I'm Rain, and I'm grateful for that name.
    Her hand was too cold even for this cold time.
    What can I do for you?
I whispered.
    But she had already closed her eyes, and Penthe told me she needed her strength for other things. What those things were neither of us wanted to know or say or even think about. But here is what I saw before I walked away: I saw my mother's shadow, resting there beside her. It had returned to her after all this time.
    It was late at night when it happened. Dreamtime, a bad hour for things of this world. When it came, it was horrible. Worse than men dying, worse than women fighting. Blood against blood. Bone against bone. They gathered the other women who would soon have daughters and took them deep into the caves so they would not fret Or panic and then lose their own daughters due to fear. But the screaming followed them, with a jagged edge, like wind. It was impossible to escape such things. It was death from the inside out.
    The baby was coming too soon. It had happened before to other women, but not to our Queen, my mother. All of the women who knew how to bring daughters into this word had been summoned. They made my mother walk, even though she was so weak, to try to stop the baby from coming.
    We need the priestess,
Penthe told me.
    She looked as ill as the Queen, pale, shaking, but she thought of my mother first, as she always had. She sent me to get Deborah. I didn't bother with my heaviest shirts; I just pulled on my boots and ran. There was a crust of ice over the snow and I ran fast, flying. But Deborah could not come with me. She was too old to get there in time. She could barely move out of her blankets. I knew from her expression that she had no hope. All the same, she sent her daughter, Greeya, with me. Greeya was wise in the ways of babies and she was quick. I could barely keep up with her as we ran across the ice.
    We could hear the Queen wailing before we got there. Her voice was shaking the branches in the trees, and then it stopped.
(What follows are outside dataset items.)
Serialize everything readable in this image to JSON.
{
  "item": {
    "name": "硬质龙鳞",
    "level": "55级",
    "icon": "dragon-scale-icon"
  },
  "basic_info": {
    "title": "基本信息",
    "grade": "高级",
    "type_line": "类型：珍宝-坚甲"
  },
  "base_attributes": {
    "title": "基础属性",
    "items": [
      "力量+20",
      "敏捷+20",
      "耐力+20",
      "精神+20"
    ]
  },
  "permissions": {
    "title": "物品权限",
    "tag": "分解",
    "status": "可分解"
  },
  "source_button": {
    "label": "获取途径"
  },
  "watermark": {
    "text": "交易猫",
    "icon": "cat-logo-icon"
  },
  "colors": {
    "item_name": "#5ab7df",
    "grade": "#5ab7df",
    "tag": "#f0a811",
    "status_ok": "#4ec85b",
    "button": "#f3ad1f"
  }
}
We ran faster. Most of the women who knew how to bring forth daughters were on their knees, praying to the goddess for guidance. Greeya sat down and had Penthe lift my mother's blankets and her clothes so she could reach inside the Queen. This was a birth that had gone wrong; there was too much blood, not enough time, nothing anyone could do. My mother screamed like a warrior. And then, like a woman in pain.
    I could not watch that. I turned away. I covered my ears with my hands.
    Greeya murmured that one life was being lit while another was burning out at the very same time.
    Then kill it,
I heard Penthe say.
Maybe that will save her. Do anything!
    But it was too late. The baby was already being born. The Queen was already dying.
    Greeya helped to bring the baby out into the light, this child who was meant to be Queen. She quickly untangled it and cleared out its mouth with one finger.
    All I could hear was Penthe, raging, weeping. She threw herself across Alina until there was as much blood on her as there was on my mother.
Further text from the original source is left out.